14 de março de 2013

transparências

Há alguma inocência naquela sala, nas paredes cheias de livros, na luz difusa que entra pelas frestas dos estores japoneses, há qualquer coisa de carteira de escola naquela mesa com duas cadeiras, uma em frente à outra, tão estreita que desvio as pernas para que não cheguem ao outro lado, enquanto espero que se sente o meu interlocutor. Quando finalmente chega e eu atiro com a primeira pergunta enquanto o olho de frente os seus olhos estão alguns centímetros abaixo dos meus, abaixo dos lábios, abaixo do pescoço. Mesmo sentados, a diferença de alturas deixa-o numa posição privilegiada.
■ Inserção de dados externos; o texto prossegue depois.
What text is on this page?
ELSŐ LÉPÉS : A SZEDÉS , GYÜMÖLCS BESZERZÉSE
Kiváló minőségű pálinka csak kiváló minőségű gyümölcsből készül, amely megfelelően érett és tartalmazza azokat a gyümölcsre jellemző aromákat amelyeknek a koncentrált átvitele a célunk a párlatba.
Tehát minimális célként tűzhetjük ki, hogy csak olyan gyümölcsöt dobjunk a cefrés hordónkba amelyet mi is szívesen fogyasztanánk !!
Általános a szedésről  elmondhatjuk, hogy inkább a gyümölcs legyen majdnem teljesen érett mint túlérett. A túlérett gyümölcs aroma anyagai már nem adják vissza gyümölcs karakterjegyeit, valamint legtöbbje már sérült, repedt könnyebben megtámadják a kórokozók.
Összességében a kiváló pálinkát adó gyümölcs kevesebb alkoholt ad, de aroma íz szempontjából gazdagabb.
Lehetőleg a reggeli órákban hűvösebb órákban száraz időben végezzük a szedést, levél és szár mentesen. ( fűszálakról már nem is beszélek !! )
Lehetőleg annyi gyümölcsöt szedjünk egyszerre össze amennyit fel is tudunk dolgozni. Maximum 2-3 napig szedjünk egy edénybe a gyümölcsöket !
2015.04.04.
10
A temperatura da minha cara aumenta em proporção directa à vergonha de me lembrar que, ainda meio a dormir, não revi mentalmente a agenda, não me lembrei ao que ia naquele dia, e vesti uma camisola até ao pescoço, mas com um decote mais do que transparente. Cedo à tentação de lhe segurar no queixo e opto pela postura agressiva. ‘Sem querer’, deixo cair o gravador na secretária com barulho suficiente para que volte a olhar para mim. Aproveito a distracção e puxo a encharpe dos ombros. A conversa segue sem novas interrupções.